A Relationship with Austrian Economics

This week I have finally started to read a book, The Economics of Time and Ignorance by O'Driscoll and Rizzo, which I have noticed referenced many times in my reading during the last five or ten years. Although I am still in the first chapter, I am struck this book may be more relevant to my work than any other book I have started for the past 15 years. I appreciate how clearly the authors state some of the precepts of Austrian economics. The authors clarify some views which have always been murky to me. But also I notice what is not in the book so far.

So I think I am seeing more clearly how this blog's theme, the Resource-Patterns Model of life (RPM*), can contribute to economic understanding and study. I think RPM adds axioms which are essential for a better understanding of social intercourse. I report that I have seen nothing so far in Austrian or mainstream economic literature which adds what RPM adds. While Austrian economics seems good to me, more useful for my ends than mainstream economics, still Austrian economics leaves big gaps. (You may safely assume that I am a biased reporter. :)

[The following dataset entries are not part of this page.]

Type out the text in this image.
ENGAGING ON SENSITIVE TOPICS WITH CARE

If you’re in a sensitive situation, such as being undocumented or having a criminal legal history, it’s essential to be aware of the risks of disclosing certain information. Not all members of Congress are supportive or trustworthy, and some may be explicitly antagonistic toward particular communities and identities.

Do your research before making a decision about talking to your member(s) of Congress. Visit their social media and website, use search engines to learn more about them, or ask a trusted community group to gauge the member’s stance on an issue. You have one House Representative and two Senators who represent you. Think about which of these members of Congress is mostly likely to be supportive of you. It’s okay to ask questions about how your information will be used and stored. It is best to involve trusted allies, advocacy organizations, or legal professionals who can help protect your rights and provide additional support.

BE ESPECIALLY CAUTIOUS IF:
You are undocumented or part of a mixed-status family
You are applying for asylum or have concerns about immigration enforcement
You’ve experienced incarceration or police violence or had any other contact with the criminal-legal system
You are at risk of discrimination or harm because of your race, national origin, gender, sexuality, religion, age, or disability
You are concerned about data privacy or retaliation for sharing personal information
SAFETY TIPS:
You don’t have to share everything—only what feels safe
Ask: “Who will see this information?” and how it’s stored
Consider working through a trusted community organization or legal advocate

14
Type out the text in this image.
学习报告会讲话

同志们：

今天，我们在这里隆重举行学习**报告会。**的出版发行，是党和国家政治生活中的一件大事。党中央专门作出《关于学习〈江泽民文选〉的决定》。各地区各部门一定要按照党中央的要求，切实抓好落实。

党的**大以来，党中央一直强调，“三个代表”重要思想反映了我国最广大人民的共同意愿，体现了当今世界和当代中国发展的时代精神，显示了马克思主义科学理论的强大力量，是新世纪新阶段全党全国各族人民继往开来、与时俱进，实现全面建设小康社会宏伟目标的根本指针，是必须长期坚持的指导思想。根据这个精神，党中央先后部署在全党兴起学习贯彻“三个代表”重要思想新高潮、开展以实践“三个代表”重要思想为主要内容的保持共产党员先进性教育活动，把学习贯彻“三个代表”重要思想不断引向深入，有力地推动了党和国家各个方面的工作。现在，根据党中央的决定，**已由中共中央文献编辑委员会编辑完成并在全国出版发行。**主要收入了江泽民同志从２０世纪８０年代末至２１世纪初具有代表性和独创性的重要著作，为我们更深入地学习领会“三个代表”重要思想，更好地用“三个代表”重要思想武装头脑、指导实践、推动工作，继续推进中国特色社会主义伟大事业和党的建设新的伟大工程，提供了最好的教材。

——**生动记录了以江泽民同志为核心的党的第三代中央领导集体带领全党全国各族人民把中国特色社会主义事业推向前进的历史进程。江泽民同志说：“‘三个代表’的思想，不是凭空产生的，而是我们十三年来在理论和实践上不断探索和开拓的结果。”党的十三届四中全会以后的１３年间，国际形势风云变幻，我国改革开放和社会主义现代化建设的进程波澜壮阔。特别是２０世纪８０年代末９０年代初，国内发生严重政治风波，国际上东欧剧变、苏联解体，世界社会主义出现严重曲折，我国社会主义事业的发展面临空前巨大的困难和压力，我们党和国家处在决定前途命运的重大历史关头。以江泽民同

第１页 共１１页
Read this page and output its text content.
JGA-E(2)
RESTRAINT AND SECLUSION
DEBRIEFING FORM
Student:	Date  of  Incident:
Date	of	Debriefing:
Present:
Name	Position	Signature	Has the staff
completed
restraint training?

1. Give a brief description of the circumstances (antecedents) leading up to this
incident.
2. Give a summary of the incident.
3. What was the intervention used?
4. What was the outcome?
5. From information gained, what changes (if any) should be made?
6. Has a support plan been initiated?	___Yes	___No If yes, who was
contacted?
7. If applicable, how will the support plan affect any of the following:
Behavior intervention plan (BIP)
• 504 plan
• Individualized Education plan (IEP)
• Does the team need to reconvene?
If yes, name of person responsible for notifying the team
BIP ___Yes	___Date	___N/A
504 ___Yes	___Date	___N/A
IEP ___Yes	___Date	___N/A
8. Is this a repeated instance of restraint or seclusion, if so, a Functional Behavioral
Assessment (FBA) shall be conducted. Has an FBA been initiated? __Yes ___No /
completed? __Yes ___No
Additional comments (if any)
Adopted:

I continue to suppose that I need to write RPM as a book. I believe the book promotes a new Kuhnian paradigm. So the book will not pause in an attempt to establish a base of credibility in either mainstream or Austrian economics. Rather it needs to stand on its own, accessible to a curious layman. If I find readers who value RPM, these readers will probably not come from among established economists, although I will certainly be delighted if any established economists prove me wrong about this.

Perhaps there will be a chapter's worth of tie-ins with mainstream economics. After RPM is laid out and given many clarifying examples, I believe it will be a helpful exercise for me and other economists to revisit ideas such as market and equilibrium, to see how such ideas relate to structures we imagine in RPM. Indeed, once RPM is established in the mind of the reader, I hope that many old ideas will gain depth when seen from the direction of the new paradigm. Additional old ideas which will gain new perspective include: policy, firm, price, institution.

I plan to attend a meeting of Austrian economists in northern Virginia on October 2. Before that meeting I hope to have finished the book by O'Driscoll and Rizzo.  And I hope to have drafts completed for a few of the chapters of my fancied book on RPM.


* RPM.  While adopting this shorthand for my model, I recognize the precedent claims of both Revolutions Per Minute and Robert P. Murphy.